Out of the shadows of the night the PHOENIX rises from the ashes of the past to stretch his wings and glide across vast lands no soul has ever seen or known
To celebrate our first 27 releases on Section 27 Netlabel, we proudly present to you "Sectioned", a free compilation of 27 tracks, amounting to 2 hours across two discs of twisted electronic beats, discordant melodies, haunting passages, broken ambience, bending senses of time and space, microscopic glitches, pounding bass frequencies, sounds between sounds, the human voice and the audible sensation of music dissolving in acid. This is the sound of your mind's eye. This is the sound of the Sectioned... Strap yourself in and enjoy the experience.
Also features a 75 minute bonus disc "Sectioned : Nonimxs", including 9 remixes of selected Section 27 artists by Nonima and 2 original tracks created by Silent Snow and Nina Kardec using existing Nonima tracks.
Download and Audio previews available at : http://section27netlabel.blogspot.com
Check out the new tasters off the EP titled "Fix Me" and the album titled "E-Li" by E-Li. You can download the tracks off the EP "Fix Me" at www.downloadmusic.ie/e-li
you can get on our Viral Compilation CD and get 1000 plays/views and 300+ Radio Station Blasts via Capacity Productions all for only 25 bucks!!!! (for a limited time)
Real entertainment commentary with urban flare! The Protege Podcast http://protegepodcast.podOmatic.com RSS Feed http://protegepodcast.podOmatic.com/rss2.xml
Hi guys, Ive just topped 100,000 plays on www.numberonemusic.com/jamessullivan after only being on the site for 5 months. Tnx for all of your support. I'm one step closer to reaching my goal of reaching the wider world with my music. James.
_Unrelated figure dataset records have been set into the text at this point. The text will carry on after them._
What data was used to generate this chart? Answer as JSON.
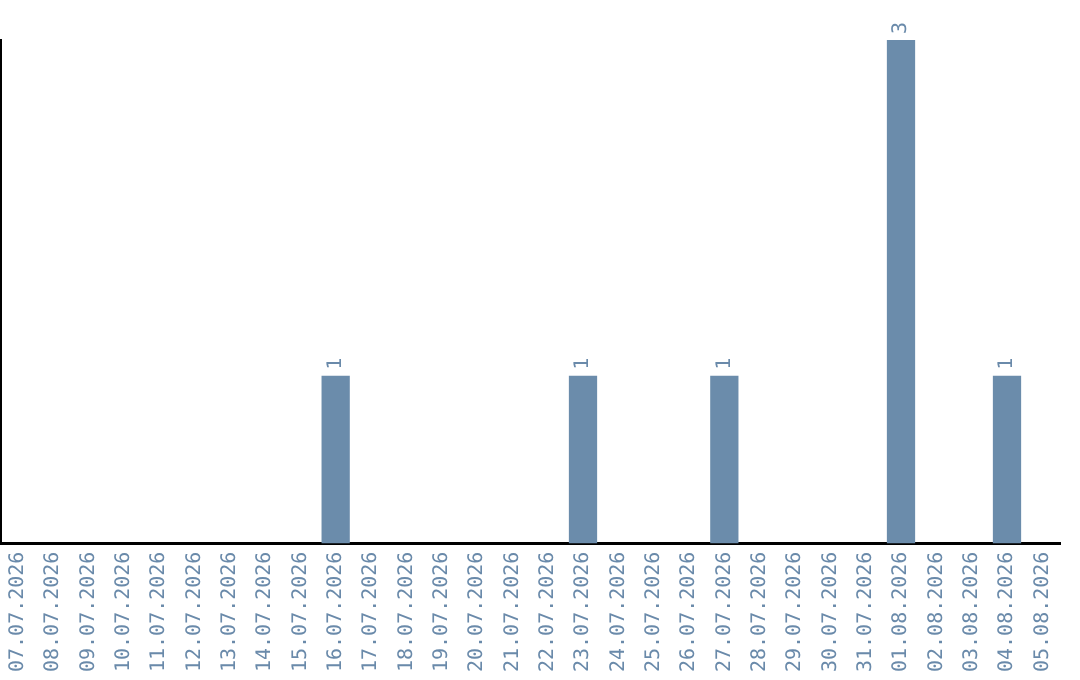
{
  "chart_data": {
    "type": "bar",
    "categories": [
      "07.07.2026",
      "08.07.2026",
      "09.07.2026",
      "10.07.2026",
      "11.07.2026",
      "12.07.2026",
      "13.07.2026",
      "14.07.2026",
      "15.07.2026",
      "16.07.2026",
      "17.07.2026",
      "18.07.2026",
      "19.07.2026",
      "20.07.2026",
      "21.07.2026",
      "22.07.2026",
      "23.07.2026",
      "24.07.2026",
      "25.07.2026",
      "26.07.2026",
      "27.07.2026",
      "28.07.2026",
      "29.07.2026",
      "30.07.2026",
      "31.07.2026",
      "01.08.2026",
      "02.08.2026",
      "03.08.2026",
      "04.08.2026",
      "05.08.2026"
    ],
    "values": [
      0,
      0,
      0,
      0,
      0,
      0,
      0,
      0,
      0,
      1,
      0,
      0,
      0,
      0,
      0,
      0,
      1,
      0,
      0,
      0,
      1,
      0,
      0,
      0,
      0,
      3,
      0,
      0,
      1,
      0
    ],
    "value_labels": [
      null,
      null,
      null,
      null,
      null,
      null,
      null,
      null,
      null,
      "1",
      null,
      null,
      null,
      null,
      null,
      null,
      "1",
      null,
      null,
      null,
      "1",
      null,
      null,
      null,
      null,
      "3",
      null,
      null,
      "1",
      null
    ],
    "color": "#6b8cab",
    "grid": false,
    "legend": false,
    "tick_labels": "x"
  }
}
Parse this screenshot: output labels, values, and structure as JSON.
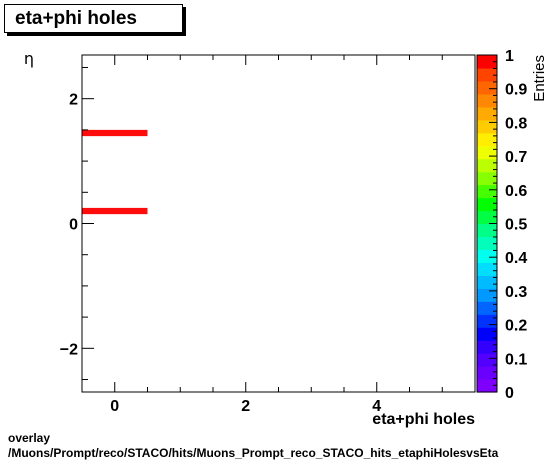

Almost Tomorrow is the third full length collaboration album from Section 27 Netlabel founders Tam Ferrans and Andrew Paterson, under their Nonima & theAudiologist guise. This time around the sound is more melodic, and has a definite feeling of a complete and more mature sound than heard on the previous LP's "Dystopian Battle Hymns" and "Ceremony After Amputation". If you are familiar with their individual projects you may even be in for a slight surprise, as the tracks are not as beat driven like before, but are more atmospheric and sound, well... "bigger". In its 75 minutes, Almost Tomorrow takes you on a trip from the digital rain-soaked cavernous scraping in "Thoughtograph", the ethereal beat jittering of "The Colour of Rain", intercepted transmissions from unknown places in "Com-Intercept", "Ganzfeld"s huge yet strangely insect-like beats until everything you knew comes crashing around you in "Almost Tomorrow". Burning pianos, glitched out soundscapes and intricately programmed beatplay, this may well be their best work to date. Consider it the soundtrack to a rainy overcastday, but with just that glimmer of sunshine peeking from the clouds. "Almost Tomorrow" wears its heart on its sleeve.
Thank you for adding me to your list of friends. I really appreciate it. My current project is a fiction novel with CD soundtrack due out this fall. Wishing you continued success and a wonderful musical and happy weekend.